I put this code only as an example so that you can understand what I am looking for:
double *f = malloc(sizeof(double) * nx * ny);
double *f2 = malloc(sizeof(double) * nx * ny);
for ( i = process * (nx/totalProcesses); i < (process + 1) * (nx/totalProcesses); i++ )
{
for ( j = 0; j < ny; j++ )
{
f2[i*ny + j] = j*i;
}
}
MPI_Allreduce( f2, f, nx*ny, MPI_DOUBLE, MPI_SUM, MPI_COMM);
And yes, it works, in the end I have the correct result in 'f' and that is what I want, but I would like to know if there is a better or more direct way to achieve the same in order to get efficiency. I tried it with allgather but couldn't get correct result.
but I would like to know if there is a better or more direct way to achieve the same in order to get efficiency.

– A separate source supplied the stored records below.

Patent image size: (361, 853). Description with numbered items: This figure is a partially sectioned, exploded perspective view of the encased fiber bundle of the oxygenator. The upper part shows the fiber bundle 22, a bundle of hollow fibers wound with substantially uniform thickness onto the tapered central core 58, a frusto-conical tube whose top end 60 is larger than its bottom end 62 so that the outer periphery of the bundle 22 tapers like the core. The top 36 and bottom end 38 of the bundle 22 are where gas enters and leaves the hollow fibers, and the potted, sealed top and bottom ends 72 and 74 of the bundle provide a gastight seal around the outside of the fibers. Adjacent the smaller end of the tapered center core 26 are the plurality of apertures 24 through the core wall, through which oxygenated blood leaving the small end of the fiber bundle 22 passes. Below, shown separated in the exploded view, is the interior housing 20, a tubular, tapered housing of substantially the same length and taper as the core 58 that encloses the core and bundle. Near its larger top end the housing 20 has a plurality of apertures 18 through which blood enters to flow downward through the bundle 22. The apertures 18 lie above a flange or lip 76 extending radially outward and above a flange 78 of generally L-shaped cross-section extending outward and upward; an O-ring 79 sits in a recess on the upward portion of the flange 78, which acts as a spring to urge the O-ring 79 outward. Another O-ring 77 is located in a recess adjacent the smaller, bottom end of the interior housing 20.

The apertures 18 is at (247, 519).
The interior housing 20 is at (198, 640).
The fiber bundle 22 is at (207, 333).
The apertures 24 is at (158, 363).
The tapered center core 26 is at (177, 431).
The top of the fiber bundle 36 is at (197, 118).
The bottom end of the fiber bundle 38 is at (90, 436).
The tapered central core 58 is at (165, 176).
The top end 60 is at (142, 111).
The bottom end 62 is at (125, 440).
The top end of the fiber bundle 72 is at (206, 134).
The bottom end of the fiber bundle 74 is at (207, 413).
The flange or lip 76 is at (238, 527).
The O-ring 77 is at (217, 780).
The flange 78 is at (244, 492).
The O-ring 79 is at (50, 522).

No, in the given context, using a MPI collective routine is (in theory) always more efficient than the alternative send/recv. Although is not imposed by the MPI standard a good implementation of it, however, implements MPI collective routines like MPI_Allreduce
in log(p)
steps (with p
being the number of process).
Bear in mind, however, that MPI_Allreduce:
Combines values from all processes and distributes the result back to all processes.
Therefore, if you do need the result in all the processes you can use MPI_Reduce:
Reduces values on all processes to a single value